As a writer there are many lessons you learn over time. Aside from things like grammar and following submission rules and a few other things, a lot of the items you have to know about concerning how to write can be somewhat fluid and dependent on the individual. Some revelations just have to come to you, sort to speak.

Though it took me a while, there’s one lesson that has proven itself time after time after time. Even so, I stupidly still find myself every once in a while ignoring it. And it has comes back to bite me every single time I have ignored it. For the sake of this post, I guess I will call it the Stand Back Routine. (If any of you have a better name, do share! This one is somewhat of a mouthful.) 😛

The Stand Back Routine is something I try to do with every work I create. Once I’ve written it and edited it once or twice, I stand back, give the short story a week or two, if a novel, a month or more, then once my brain’s buffer has dumped, I can do a final edit and catch any of the little things I missed and wouldn’t see otherwise.

For the brain buffer to be emptied is an incredibly important step in making sure a story is all that it can be. The subconscious is a tricky animal and while it thinks it’s helping you out, as an author, it is actually not letting you do your work correctly when that buffer is full. Being so close to the work, the subconscious will automatically fill in missing words, will supply information you have inside and incorporate it into what you are reading, letting you miss the fact you never actually stated that very information for the reader! Sentences that don’t flow will appear to and things that don’t jive will actually seem to as well.

By standing back and allowing the brain time to dump the buffer, you can then look at your work again with a less biased light (or auto brain filler). The errors will be more apparent, the lack of information hopefully leap out, your editor cap more capable of doing what you want it to.

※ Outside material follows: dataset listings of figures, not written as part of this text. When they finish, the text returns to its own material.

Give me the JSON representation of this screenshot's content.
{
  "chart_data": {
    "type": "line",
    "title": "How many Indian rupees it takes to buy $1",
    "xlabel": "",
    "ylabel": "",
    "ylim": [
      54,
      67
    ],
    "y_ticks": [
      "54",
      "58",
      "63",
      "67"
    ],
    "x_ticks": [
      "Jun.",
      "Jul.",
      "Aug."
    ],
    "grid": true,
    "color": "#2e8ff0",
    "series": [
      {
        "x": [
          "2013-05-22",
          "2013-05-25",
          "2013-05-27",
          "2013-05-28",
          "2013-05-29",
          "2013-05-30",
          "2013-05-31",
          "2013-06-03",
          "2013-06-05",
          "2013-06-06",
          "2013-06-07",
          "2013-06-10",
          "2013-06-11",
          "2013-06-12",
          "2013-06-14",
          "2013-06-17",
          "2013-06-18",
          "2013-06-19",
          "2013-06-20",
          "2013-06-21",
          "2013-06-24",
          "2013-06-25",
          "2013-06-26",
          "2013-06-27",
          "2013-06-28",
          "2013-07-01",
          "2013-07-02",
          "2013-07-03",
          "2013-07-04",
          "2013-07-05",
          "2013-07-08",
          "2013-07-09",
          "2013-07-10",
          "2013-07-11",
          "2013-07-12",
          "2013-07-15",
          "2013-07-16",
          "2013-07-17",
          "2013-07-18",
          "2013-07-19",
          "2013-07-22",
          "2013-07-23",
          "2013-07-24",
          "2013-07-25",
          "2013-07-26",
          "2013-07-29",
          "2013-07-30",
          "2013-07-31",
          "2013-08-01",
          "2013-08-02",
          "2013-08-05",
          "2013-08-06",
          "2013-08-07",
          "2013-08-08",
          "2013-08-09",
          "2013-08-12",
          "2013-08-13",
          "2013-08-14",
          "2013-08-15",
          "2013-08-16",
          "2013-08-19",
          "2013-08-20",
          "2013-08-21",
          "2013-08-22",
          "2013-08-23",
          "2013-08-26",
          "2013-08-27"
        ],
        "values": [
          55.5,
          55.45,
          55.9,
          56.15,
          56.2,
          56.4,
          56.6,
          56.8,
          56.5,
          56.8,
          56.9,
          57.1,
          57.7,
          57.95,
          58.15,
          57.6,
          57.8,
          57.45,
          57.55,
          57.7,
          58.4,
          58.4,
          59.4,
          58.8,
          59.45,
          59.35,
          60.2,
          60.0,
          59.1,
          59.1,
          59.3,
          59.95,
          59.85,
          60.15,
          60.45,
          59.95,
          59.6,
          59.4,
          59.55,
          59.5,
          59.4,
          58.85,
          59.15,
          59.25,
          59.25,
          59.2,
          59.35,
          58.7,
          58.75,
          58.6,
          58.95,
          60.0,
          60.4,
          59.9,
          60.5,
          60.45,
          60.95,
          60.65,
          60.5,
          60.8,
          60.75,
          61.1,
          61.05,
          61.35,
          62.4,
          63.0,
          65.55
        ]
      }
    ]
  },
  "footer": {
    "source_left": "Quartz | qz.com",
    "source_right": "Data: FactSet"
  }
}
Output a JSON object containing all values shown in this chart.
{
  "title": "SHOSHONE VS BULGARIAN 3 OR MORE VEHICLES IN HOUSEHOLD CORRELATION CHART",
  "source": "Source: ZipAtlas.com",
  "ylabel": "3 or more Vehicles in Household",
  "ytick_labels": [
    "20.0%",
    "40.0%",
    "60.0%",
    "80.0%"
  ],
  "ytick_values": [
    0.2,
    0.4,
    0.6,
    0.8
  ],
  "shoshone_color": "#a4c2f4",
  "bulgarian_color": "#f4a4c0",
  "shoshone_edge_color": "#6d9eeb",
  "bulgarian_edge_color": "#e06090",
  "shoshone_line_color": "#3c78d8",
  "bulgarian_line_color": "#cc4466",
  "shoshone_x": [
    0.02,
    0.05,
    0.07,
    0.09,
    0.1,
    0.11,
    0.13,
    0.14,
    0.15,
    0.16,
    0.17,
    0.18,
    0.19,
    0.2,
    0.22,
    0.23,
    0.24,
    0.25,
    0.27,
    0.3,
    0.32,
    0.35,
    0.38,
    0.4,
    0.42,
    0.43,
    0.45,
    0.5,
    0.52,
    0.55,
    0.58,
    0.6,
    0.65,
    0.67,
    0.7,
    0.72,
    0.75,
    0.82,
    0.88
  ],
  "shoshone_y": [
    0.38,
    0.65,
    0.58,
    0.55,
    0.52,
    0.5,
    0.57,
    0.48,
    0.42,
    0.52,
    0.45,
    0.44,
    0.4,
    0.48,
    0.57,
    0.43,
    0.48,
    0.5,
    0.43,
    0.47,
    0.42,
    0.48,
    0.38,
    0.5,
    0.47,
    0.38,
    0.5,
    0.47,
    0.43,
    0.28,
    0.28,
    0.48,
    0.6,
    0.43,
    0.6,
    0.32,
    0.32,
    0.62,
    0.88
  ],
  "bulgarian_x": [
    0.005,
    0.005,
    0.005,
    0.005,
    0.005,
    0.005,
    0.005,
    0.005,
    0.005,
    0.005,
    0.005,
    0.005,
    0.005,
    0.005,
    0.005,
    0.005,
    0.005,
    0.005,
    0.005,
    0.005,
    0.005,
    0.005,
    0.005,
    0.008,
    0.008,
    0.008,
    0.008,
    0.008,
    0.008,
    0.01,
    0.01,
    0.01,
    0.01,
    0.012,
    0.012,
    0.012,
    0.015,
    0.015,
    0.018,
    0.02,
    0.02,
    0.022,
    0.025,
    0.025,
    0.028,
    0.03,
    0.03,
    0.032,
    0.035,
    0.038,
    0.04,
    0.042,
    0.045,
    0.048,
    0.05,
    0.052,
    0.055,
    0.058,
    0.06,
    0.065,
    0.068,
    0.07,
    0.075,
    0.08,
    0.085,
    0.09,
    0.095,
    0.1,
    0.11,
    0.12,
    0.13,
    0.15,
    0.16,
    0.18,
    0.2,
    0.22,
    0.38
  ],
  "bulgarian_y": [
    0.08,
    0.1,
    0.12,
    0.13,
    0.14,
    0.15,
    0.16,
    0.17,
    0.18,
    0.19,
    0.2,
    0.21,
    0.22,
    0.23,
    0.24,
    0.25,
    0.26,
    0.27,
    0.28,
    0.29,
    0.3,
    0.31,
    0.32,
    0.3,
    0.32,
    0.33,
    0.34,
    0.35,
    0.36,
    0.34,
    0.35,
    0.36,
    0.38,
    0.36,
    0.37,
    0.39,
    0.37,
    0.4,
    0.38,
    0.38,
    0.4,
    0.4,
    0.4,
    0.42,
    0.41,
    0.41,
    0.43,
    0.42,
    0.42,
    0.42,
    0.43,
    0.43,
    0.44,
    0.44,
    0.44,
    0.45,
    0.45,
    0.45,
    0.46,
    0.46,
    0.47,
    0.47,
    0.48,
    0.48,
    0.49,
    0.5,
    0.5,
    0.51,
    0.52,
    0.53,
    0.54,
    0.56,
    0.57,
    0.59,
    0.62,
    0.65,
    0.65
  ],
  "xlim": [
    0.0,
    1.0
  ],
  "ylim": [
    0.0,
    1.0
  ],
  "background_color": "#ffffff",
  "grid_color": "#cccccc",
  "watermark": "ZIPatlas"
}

Of course, I, like most people, get very excited when something is “finished”. Sometimes standing back feels unnecessary and superfluous or just getting in the way! You’re just too excited to get others to look at it, or deadlines are looming and you can get this sucker out to the writer’s group just in time for the next meeting if you skip this step, instead of having to wait a few weeks or months to put it before the group. (Or in my most recent lapse, loading the latest Supernatural fic to fanfiction.net without waiting that crucial week!) ARGH!

Why can’t I learn? I knew better – Oh I definitely knew. I’ve been bit before. And yet there I went again, thinking all was good to go! But I knew, deep down, I knew I had been bad. I kept getting urges to go read it – which if I had done my job right, and gone through it enough, I wouldn’t want to be looking at it as I would have had my fill while making it right! So last Friday, I went and took a peek.

Within the first paragraph I was cursing. By the end I was beating my head against the wall. Uselessly asking myself (as I have every time I’ve done this): what had I been thinking?

So I went through it again and made it better. Something that would have happened in the first place if I’d had the patience to wait. Now, however, due to my lack of control, I could do nothing to take back the impressions or wrongness picked up by those who’d already read the story before it was fixed. I tell myself I won’t do this again – but I know better…

Oh the agonies involved in being a writer…. or just being my usual stupid self. lol.